Hybrid Shifted Gegenbauer Integral-Pseudospectral Method for Solving Time-Fractional Benjamin-Bona-Mahony-Burgers Equation

TL;DR

This paper introduces a high-order hybrid shifted Gegenbauer integral-pseudospectral method for efficiently solving the time-fractional Benjamin-Bona-Mahony-Burgers equation with high accuracy and stability.

Contribution

The paper develops a novel transformation and numerical scheme combining multiple Gegenbauer-based techniques for spectral accuracy in solving fractional PDEs.

Findings

Achieves significantly lower average absolute errors compared to existing methods.

Demonstrates robustness across various fractional orders with excellent agreement to analytical solutions.

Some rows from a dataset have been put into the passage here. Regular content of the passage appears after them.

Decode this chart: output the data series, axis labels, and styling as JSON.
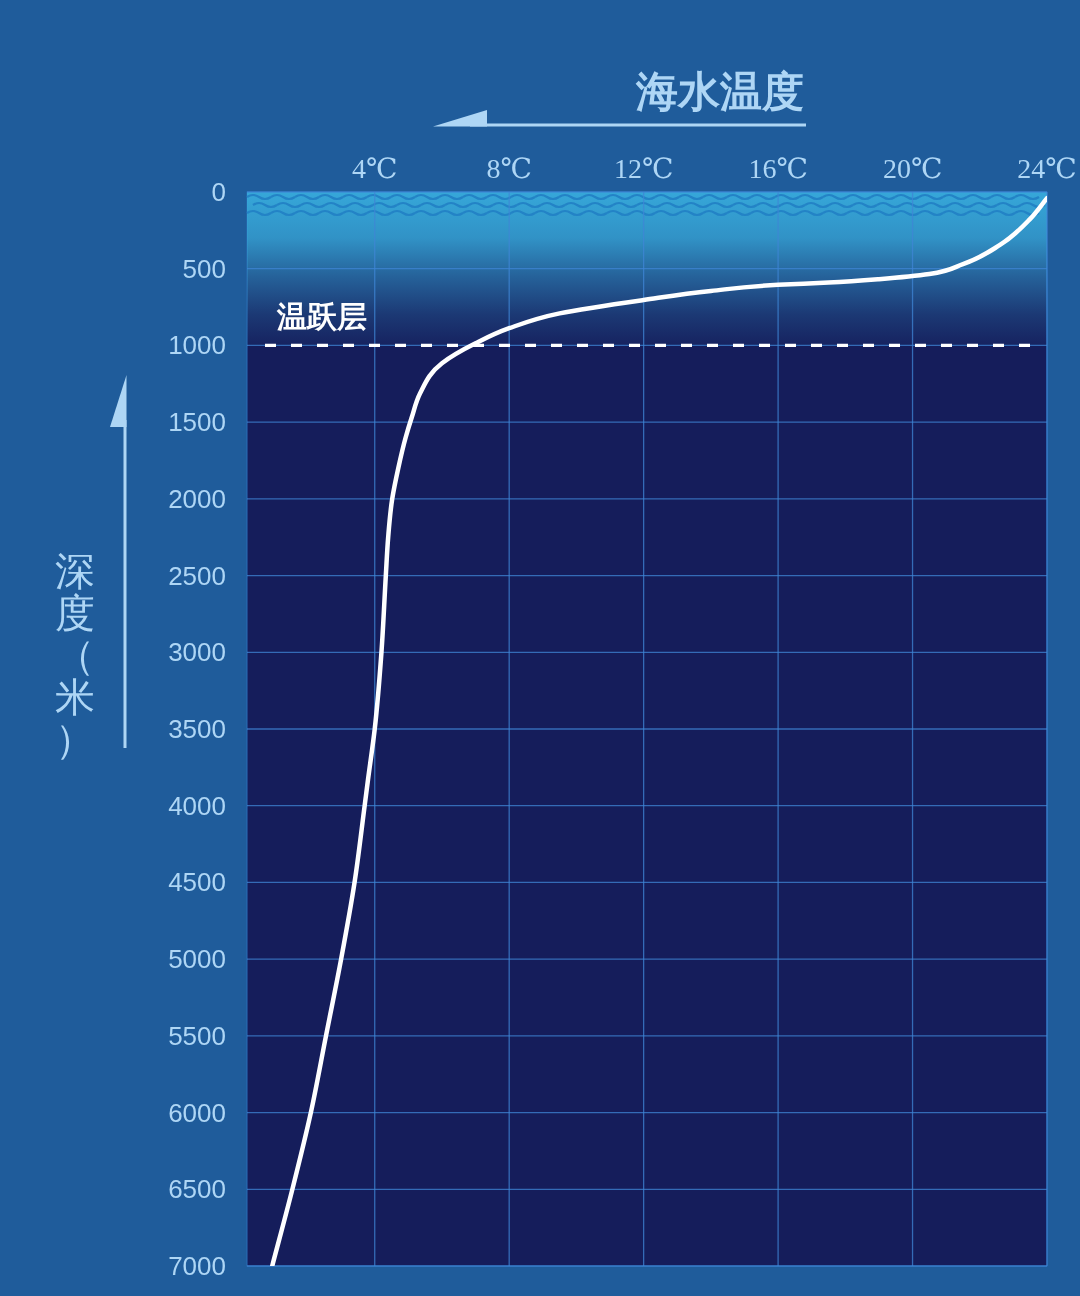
{
  "chart_data": {
    "type": "line",
    "xlabel": "海水温度",
    "ylabel": "深度（米）",
    "x": [
      24.0,
      23.5,
      22.6,
      21.5,
      20.5,
      19.0,
      17.5,
      16.0,
      14.0,
      12.0,
      9.5,
      8.0,
      7.0,
      6.0,
      5.35,
      5.1,
      4.92,
      4.7,
      4.52,
      4.4,
      4.33,
      4.2,
      4.0,
      3.8,
      3.7,
      3.4,
      3.0,
      2.55,
      2.1,
      1.55,
      0.95
    ],
    "values": [
      40,
      175,
      345,
      470,
      535,
      568,
      590,
      605,
      645,
      704,
      791,
      888,
      986,
      1116,
      1312,
      1470,
      1600,
      1800,
      2000,
      2250,
      2500,
      3000,
      3500,
      3830,
      4000,
      4500,
      5000,
      5500,
      6000,
      6500,
      7000
    ],
    "color": "#ffffff",
    "line_style": "solid",
    "xlim": [
      0.2,
      24
    ],
    "xticks": [
      {
        "value": 4,
        "label": "4℃"
      },
      {
        "value": 8,
        "label": "8℃"
      },
      {
        "value": 12,
        "label": "12℃"
      },
      {
        "value": 16,
        "label": "16℃"
      },
      {
        "value": 20,
        "label": "20℃"
      },
      {
        "value": 24,
        "label": "24℃"
      }
    ],
    "ylim": [
      7000,
      0
    ],
    "yticks": [
      0,
      500,
      1000,
      1500,
      2000,
      2500,
      3000,
      3500,
      4000,
      4500,
      5000,
      5500,
      6000,
      6500,
      7000
    ],
    "grid": true,
    "ref_lines": [
      {
        "axis": "y",
        "value": 1000,
        "label": "温跃层",
        "color": "#ffffff",
        "line_style": "dashed"
      }
    ],
    "bands": [
      {
        "axis": "y",
        "from": 0,
        "to": 1000,
        "color": "#36a7d9"
      }
    ]
  }
}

Computational times are as low as 0.04-0.05 seconds, showing high efficiency.

Abstract

This paper presents a high-order hybrid shifted Gegenbauer integral-pseudospectral (HSG-IPS) method for solving the time-fractional Benjamin-Bona-Mahony-Burgers (FBBMB) equation. A key innovation of our approach is the transformation of the original equation into a fractional partial-integro differential form that contains only a first-order derivative, which can be accurately approximated using a first-order shifted Gegenbauer differentiation matrix (SGDM), while all other terms in the transformed equation are resolved using highly accurate quadrature rules. The method combines several advanced numerical techniques including the shifted Gegenbauer pseudospectral (SGPS) method, Gegenbauer-based fractional approximation (GBFA), shifted Gegenbauer integration matrix (SGIM), shifted Gegenbauer integration row vector (SGIRV), and SGDM to achieve spectral accuracy. Numerical experiments demonstrate that the HSG-IPS method outperforms existing numerical approaches, achieving significantly lower average absolute errors (AAEs) with computational times as low as 0.04-0.05 seconds. The method's robustness is validated across various fractional orders, showing excellent agreement with analytical solutions. The transformation strategy effectively circumvents the numerical instability associated with direct approximation of high-order derivatives in the original equation, while the use of shifted Gegenbauer (SG) polynomials and barycentric representations ensures numerical stability and efficiency. This work provides a powerful computational framework for modeling wave propagation, dispersion, and nonlinearity in fractional calculus applications.